Perhaps enough Republican Senators, aware of the danger of being viewed as the Party of rejection and blockage, will consider the Treaty on its merits. Perhaps they will acknowledge that concerns about U.S. stockpile stewardship and verification of compliance have been addressed; that the United States has no place to test and no need to test; and that, if the United States Senate can see its way clear to consent to ratification, the door is open for China, India, and Pakistan to follow suit. (Russia has already ratified the CTBT.)

All of this is conjectural and a matter for the next President to consider. For the near term, we need only concern ourselves with whether a speech by Mr. Obama at Hiroshima could advance the prospects of the CTBT and would be worthy of the place and the moment. In my view, the answer is clear and obvious. It’s the speech he never gave during his two terms, one that can be very meaningful and can frame future terms of debate over the Treaty.

The President could also use this solemn occasion to commit publicly to seek a UN Security Council resolution on the CTBT this fall that goes beyond the usual pabulum. On this, the twentieth anniversary year of the Treaty’s opening for signature, he can pledge to work for a resolution that declares that nuclear testing would trigger proliferation and undermine international peace and security; declares that the conduct of a nuclear test explosion would defeat the object and purpose of the CTBT; supports a continuous, real-time global nuclear test monitoring capability; and reaffirms the vital contributions of the Test Ban Treaty Organization.

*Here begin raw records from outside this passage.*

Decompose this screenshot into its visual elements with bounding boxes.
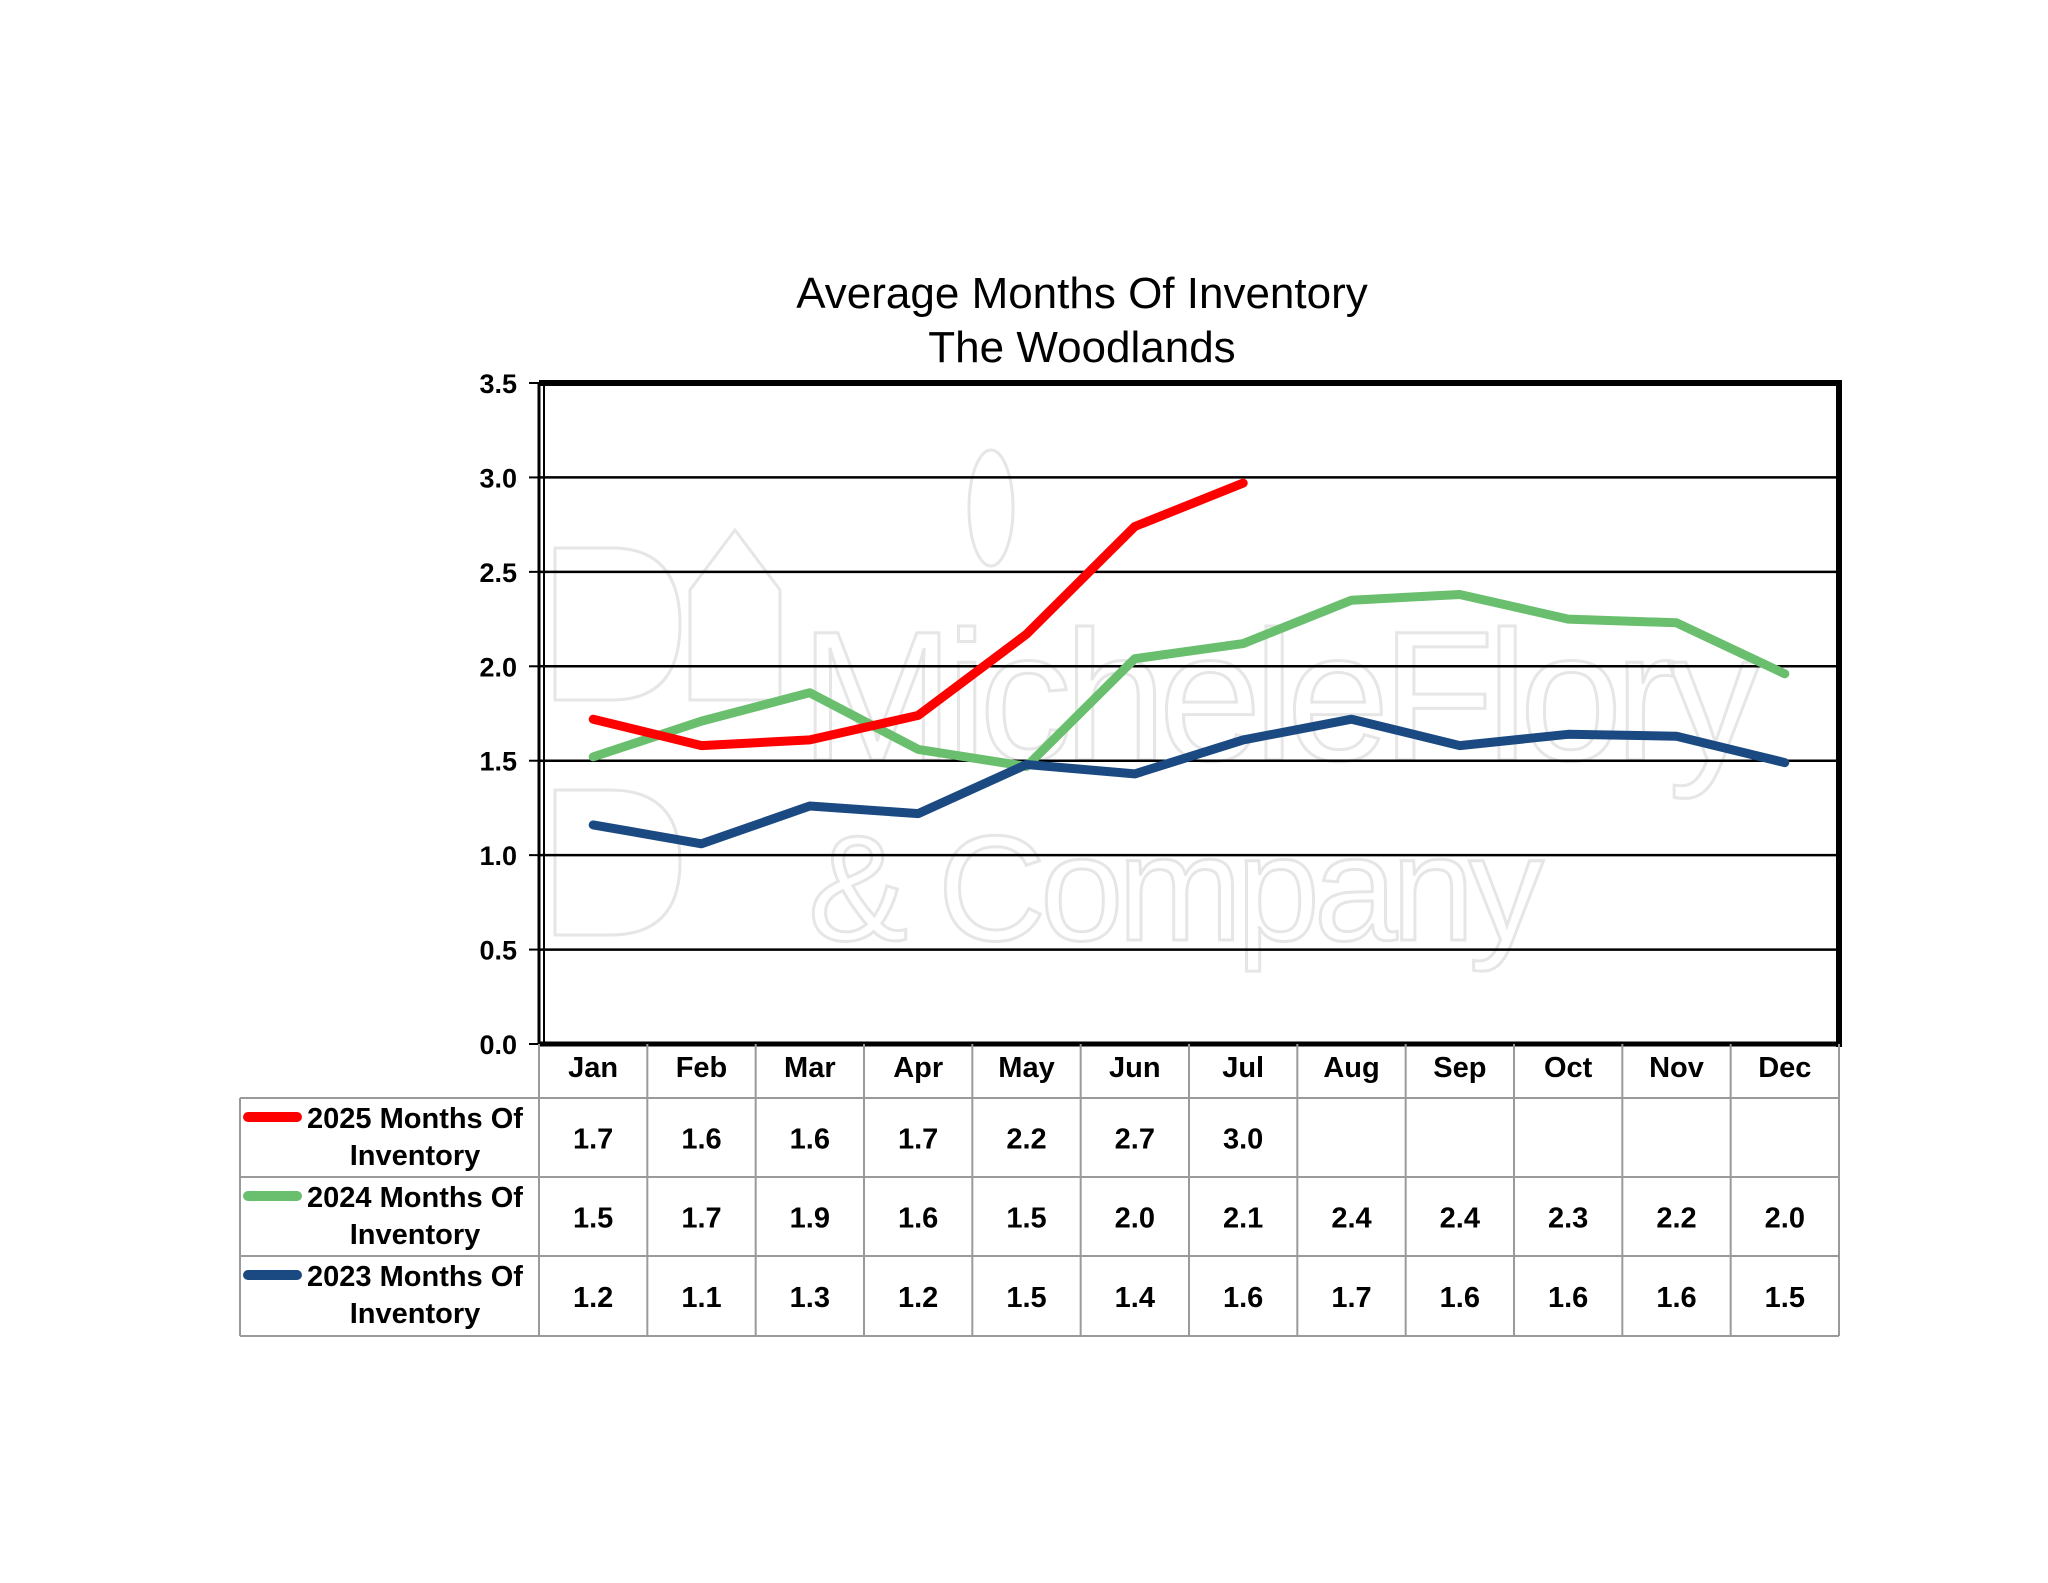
data-table: Jan Feb Mar Apr May Jun Jul Aug Sep Oct Nov Dec 2025…	[239, 1044, 1840, 1337]
table-cell: 3.0	[1223, 1124, 1263, 1156]
y-tick-label: 2.0	[479, 652, 517, 682]
table-cell: 2.2	[1656, 1203, 1696, 1235]
table-cell: 1.7	[898, 1124, 938, 1156]
table-cell: 1.6	[790, 1124, 830, 1156]
category-label: Dec	[1758, 1052, 1811, 1084]
legend-label-line2: Inventory	[350, 1140, 481, 1172]
table-cell: 1.7	[681, 1203, 721, 1235]
table-cell: 2.2	[1006, 1124, 1046, 1156]
table-cell: 1.6	[1440, 1282, 1480, 1314]
y-tick-label: 3.0	[479, 463, 517, 493]
legend-label-line1: 2024 Months Of	[307, 1182, 523, 1214]
table-cell: 1.1	[681, 1282, 721, 1314]
table-cell: 2.4	[1440, 1203, 1480, 1235]
category-label: Nov	[1649, 1052, 1704, 1084]
legend-label-line1: 2025 Months Of	[307, 1103, 523, 1135]
category-label: Jan	[568, 1052, 618, 1084]
legend-label-line1: 2023 Months Of	[307, 1261, 523, 1293]
category-label: Jul	[1222, 1052, 1264, 1084]
table-cell: 1.6	[1548, 1282, 1588, 1314]
category-label: Mar	[784, 1052, 836, 1084]
table-cell: 1.4	[1115, 1282, 1155, 1314]
table-cell: 1.3	[790, 1282, 830, 1314]
table-cell: 1.6	[1656, 1282, 1696, 1314]
series-line-1	[588, 590, 1790, 771]
table-cell: 2.4	[1331, 1203, 1371, 1235]
y-tick-label: 1.0	[479, 841, 517, 871]
table-cell: 1.9	[790, 1203, 830, 1235]
category-label: Jun	[1109, 1052, 1161, 1084]
legend-label-line2: Inventory	[350, 1219, 481, 1251]
category-label: Feb	[676, 1052, 728, 1084]
series-lines	[588, 478, 1790, 849]
y-tick-label: 1.5	[479, 747, 517, 777]
series-line-2	[588, 714, 1790, 849]
table-cell: 1.7	[573, 1124, 613, 1156]
category-label: Oct	[1544, 1052, 1593, 1084]
table-cell: 2.0	[1765, 1203, 1805, 1235]
table-cell: 2.0	[1115, 1203, 1155, 1235]
watermark-line2: & Company	[808, 804, 1544, 972]
category-label: May	[998, 1052, 1054, 1084]
table-cell: 1.5	[1006, 1282, 1046, 1314]
y-tick-label: 0.5	[479, 936, 517, 966]
chart-title: Average Months Of Inventory	[796, 269, 1367, 318]
legend-label-line2: Inventory	[350, 1298, 481, 1330]
table-cell: 1.6	[681, 1124, 721, 1156]
y-tick-label: 2.5	[479, 558, 517, 588]
series-line-0	[588, 478, 1248, 751]
table-cell: 2.7	[1115, 1124, 1155, 1156]
table-cell: 1.5	[573, 1203, 613, 1235]
category-label: Sep	[1433, 1052, 1486, 1084]
category-label: Apr	[893, 1052, 943, 1084]
y-tick-label: 3.5	[479, 369, 517, 399]
table-cell: 1.6	[1223, 1282, 1263, 1314]
table-cell: 1.2	[898, 1282, 938, 1314]
category-label: Aug	[1323, 1052, 1379, 1084]
table-cell: 2.1	[1223, 1203, 1263, 1235]
table-cell: 1.5	[1765, 1282, 1805, 1314]
table-cell: 1.5	[1006, 1203, 1046, 1235]
table-cell: 1.7	[1331, 1282, 1371, 1314]
y-tick-label: 0.0	[479, 1030, 517, 1060]
chart-subtitle: The Woodlands	[928, 323, 1235, 372]
table-cell: 1.6	[898, 1203, 938, 1235]
table-cell: 1.2	[573, 1282, 613, 1314]
table-cell: 2.3	[1548, 1203, 1588, 1235]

A speech in Hiroshima that advances prospects for a successful ratification debate and a UN Security Council resolution that reaffirms the permanent value of the CTBT will be worthy of the occasion. So, why not do this? The best answer I can come up with is that well-meaning, dedicated people inside the Administration have been deeply scarred by the Senate’s hasty rejection of the CTBT in 1999, and are in a defensive crouch because of ceaseless attacks from Capitol Hill. The surest sign that officials are worn down by their duties is when they can readily see what might possibly go wrong rather than what might go very right. This syndrome hasn’t prevented the President and Secretary of State John Kerry from accomplishing very hard things, but it has constrained lesser officials from trying to do hard things on less-than-top-tier priorities.

As this presidential trip to Hiroshima falls above their pay grade, I expect Mr. Obama to go and to make the most of this occasion.

Michael Krepon is Co-Founder of the Stimson Center. This piece originally ran in Arms Control Wonk on April 27, 2016.